In January 2009, it was suggested that as an idea for the Family History Group, part of the newly formed Carterton U3A, (University of the Third Age), it would be a worthwhile project to research the names on the Carterton War Memorial. There are no records in the Town Hall archives to show who was responsible for the memorial, when it was erected, nor any information about the persons named on it. Nationally memorials were paid for by public subscription and erected via the British Legion. People submitted names of those they thought appropriate hence having three non-local men, who were working in Carterton, honoured for their sacrifice.

It was thought that this ought to be rectified and a record created of the "Local Heroes" of Carterton. But Carterton has only existed as a town since 1900 and most, but not all, of the original inhabitants and their families have either died or left the area. As today, a large number of the people came from other areas. Consequently tracing the names meant a countrywide search.

Meetings were arranged with the oldest residents to gather what information was available, but most of the initial research was done via the internet and quickly brought results for a number of the names. From there it was a case of looking for more personal details e.g. parental, birth and marriage records in order to put together a short history of the individuals.

Some searches were very successful and brought more information than was expected and even a few photographs.


But there were drawbacks too. Some of the names had been incorrectly recorded or the given initial is for their second name, which the person was known by, and a first initial had been omitted. Also there are records of a number of people with both the given initial and surname who were born and raised in the area. This obviously led to a number of searches being made only to find that they were incorrect and related to someone entirely different.


However within five months six of the eight names from the 1914 – 1918 War had been identified and a history built up about them.

Two however remain elusive.

We were invited to visit the Soldiers of Oxfordshire Trust at the Caversfield Army base and given a great deal of help and ideas to further our searches.


The 1939 – 1945 records proved much easier to find due to the Commonwealth War Graves Commission listings on the internet, that war being nearer in time and people having the ability to record and remember more data.


Of the seven names six were easily identified and records of their associated birth & marriage dates etc. created a brief history of their lives and how they died.

Despite extensive searches the seventh remained a mystery until it was discovered that the memorial gave his second name and not his first name initial.

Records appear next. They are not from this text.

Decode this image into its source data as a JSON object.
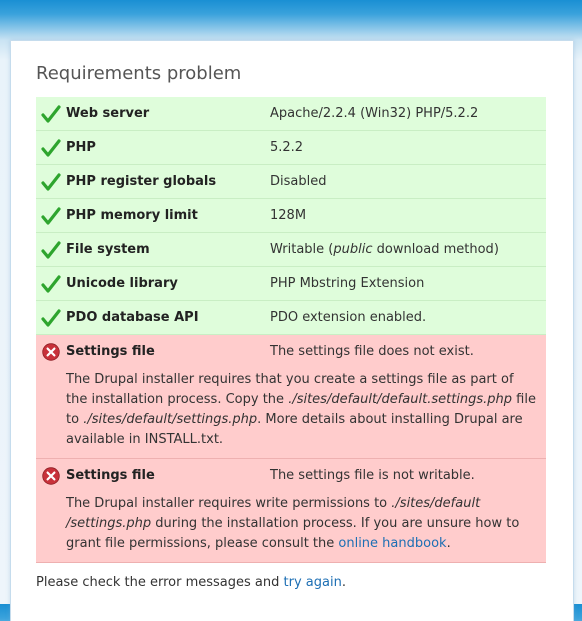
{
  "page": {
    "title": "Requirements problem"
  },
  "requirements": [
    {
      "status": "ok",
      "icon": "check-icon",
      "label": "Web server",
      "value": "Apache/2.2.4 (Win32) PHP/5.2.2"
    },
    {
      "status": "ok",
      "icon": "check-icon",
      "label": "PHP",
      "value": "5.2.2"
    },
    {
      "status": "ok",
      "icon": "check-icon",
      "label": "PHP register globals",
      "value": "Disabled"
    },
    {
      "status": "ok",
      "icon": "check-icon",
      "label": "PHP memory limit",
      "value": "128M"
    },
    {
      "status": "ok",
      "icon": "check-icon",
      "label": "File system",
      "value_prefix": "Writable (",
      "value_emphasis": "public",
      "value_suffix": " download method)"
    },
    {
      "status": "ok",
      "icon": "check-icon",
      "label": "Unicode library",
      "value": "PHP Mbstring Extension"
    },
    {
      "status": "ok",
      "icon": "check-icon",
      "label": "PDO database API",
      "value": "PDO extension enabled."
    }
  ],
  "errors": [
    {
      "icon": "error-icon",
      "label": "Settings file",
      "value": "The settings file does not exist.",
      "desc_1": "The Drupal installer requires that you create a settings file as part of the installation process. Copy the ",
      "desc_path_1": "./sites/default/default.settings.php",
      "desc_2": " file to ",
      "desc_path_2": "./sites/default/settings.php",
      "desc_3": ". More details about installing Drupal are available in INSTALL.txt."
    },
    {
      "icon": "error-icon",
      "label": "Settings file",
      "value": "The settings file is not writable.",
      "desc_1": "The Drupal installer requires write permissions to ",
      "desc_path_1": "./sites/default /settings.php",
      "desc_2": " during the installation process. If you are unsure how to grant file permissions, please consult the ",
      "desc_link": "online handbook",
      "desc_3": "."
    }
  ],
  "footer": {
    "text": "Please check the error messages and ",
    "link": "try again",
    "suffix": "."
  },
  "colors": {
    "ok_bg": "#dffddb",
    "error_bg": "#ffcccc",
    "check": "#2ea52e",
    "error_icon": "#c8313a",
    "link": "#1d6fb4"
  }
}
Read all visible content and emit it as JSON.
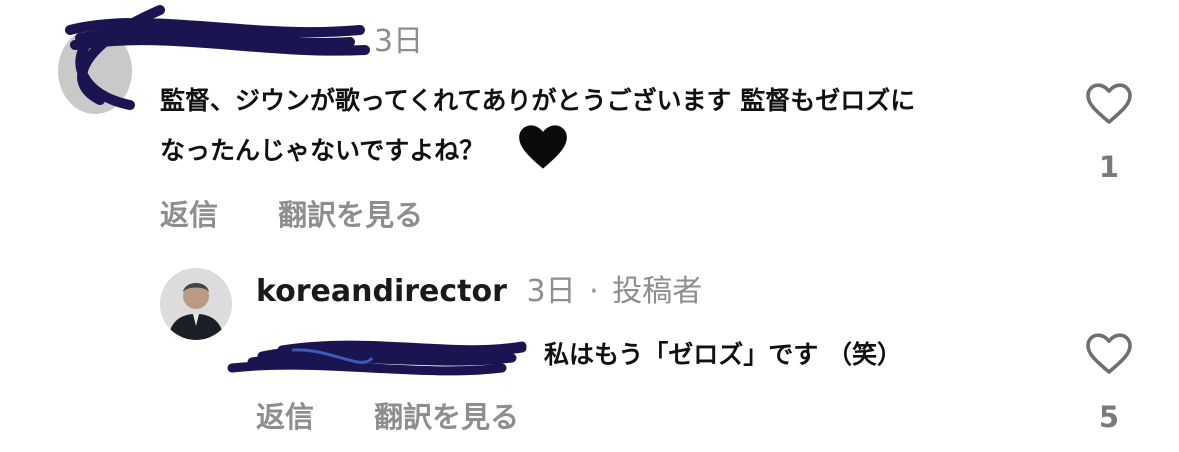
{
  "comments": [
    {
      "timestamp": "3日",
      "text_line1": "監督、ジウンが歌ってくれてありがとうございます 監督もゼロズに",
      "text_line2": "なったんじゃないですよね？",
      "emoji": "🖤",
      "reply_label": "返信",
      "translate_label": "翻訳を見る",
      "like_count": "1"
    },
    {
      "username": "koreandirector",
      "timestamp": "3日",
      "separator": "·",
      "author_badge": "投稿者",
      "text": "私はもう「ゼロズ」です （笑）",
      "reply_label": "返信",
      "translate_label": "翻訳を見る",
      "like_count": "5"
    }
  ],
  "colors": {
    "muted_text": "#8e8e8e",
    "body_text": "#111111",
    "scribble": "#1a1450",
    "mention": "#3d5ab8"
  },
  "icons": {
    "like": "heart-outline-icon",
    "emoji": "black-heart-emoji"
  }
}
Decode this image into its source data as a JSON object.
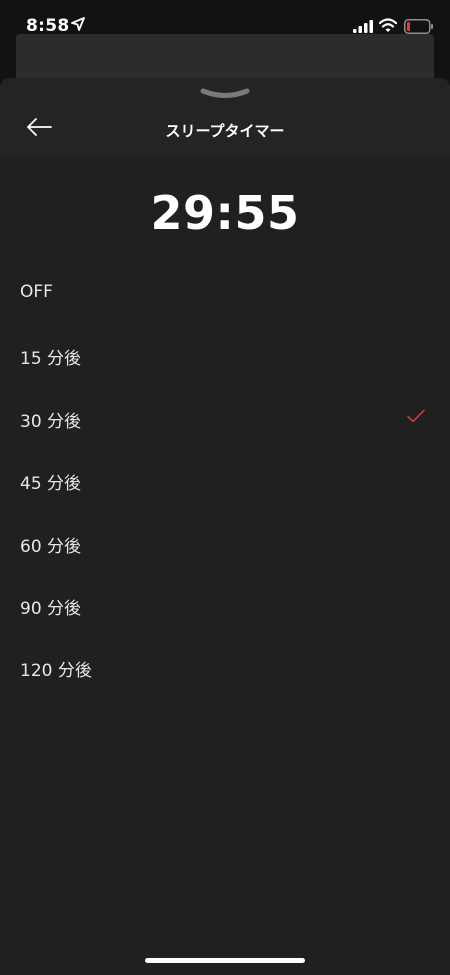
{
  "status_bar": {
    "time": "8:58",
    "icons": [
      "location-arrow-icon",
      "cellular-signal-icon",
      "wifi-icon",
      "battery-low-icon"
    ],
    "battery_color": "#e0393e"
  },
  "header": {
    "title": "スリープタイマー",
    "back_icon": "arrow-left-icon",
    "grabber_icon": "chevron-down-icon"
  },
  "timer": {
    "remaining": "29:55"
  },
  "options": [
    {
      "label": "OFF",
      "selected": false
    },
    {
      "label": "15 分後",
      "selected": false
    },
    {
      "label": "30 分後",
      "selected": true
    },
    {
      "label": "45 分後",
      "selected": false
    },
    {
      "label": "60 分後",
      "selected": false
    },
    {
      "label": "90 分後",
      "selected": false
    },
    {
      "label": "120 分後",
      "selected": false
    }
  ],
  "colors": {
    "background": "#202020",
    "header_background": "#242424",
    "accent_check": "#e0393e",
    "text": "#ffffff"
  }
}
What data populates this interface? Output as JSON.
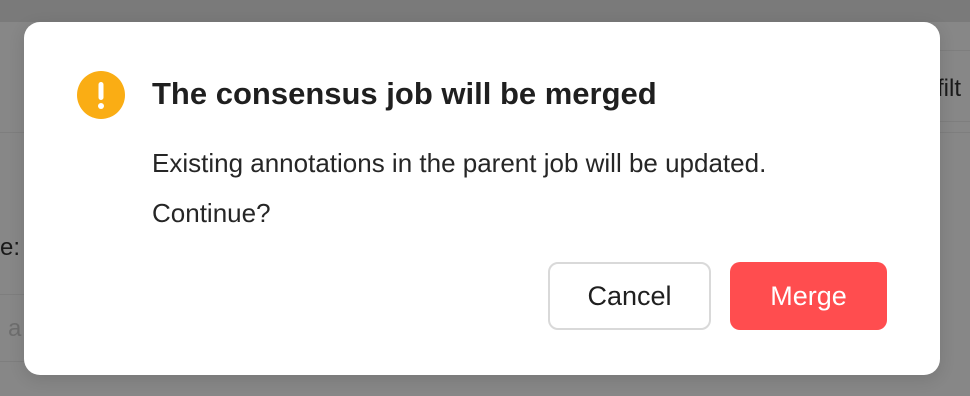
{
  "background": {
    "filter_text": "filt",
    "label_text": "e:",
    "input_text": "a"
  },
  "modal": {
    "icon": "exclamation-circle-icon",
    "title": "The consensus job will be merged",
    "body_line1": "Existing annotations in the parent job will be updated.",
    "body_line2": "Continue?",
    "cancel_label": "Cancel",
    "confirm_label": "Merge"
  },
  "colors": {
    "warning": "#faad14",
    "danger": "#ff4d4f",
    "overlay": "#878787"
  }
}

2009 was the first year, in memory, that the names, rank and service of most of those on the memorial were able to be included in the Armistice Service in November. Previously only the names on the

memorial had been read out.


The main research was concluded by December 2009 and the results remind us of the sacrifice of so many young people in the First and Second World Wars, Ireland, Iraq and Afghanistan.

"For the Fallen "

They went with songs to the battle, they were young,

Straight of limb, true of eye, steady and aglow. They were staunch to the end against odds uncounted:

They fell with their faces to the foe.

They shall grow not old, as we that are left grow old: Age shall not weary them, nor the years condemn. At the going down of the sun and in the morning We will remember them.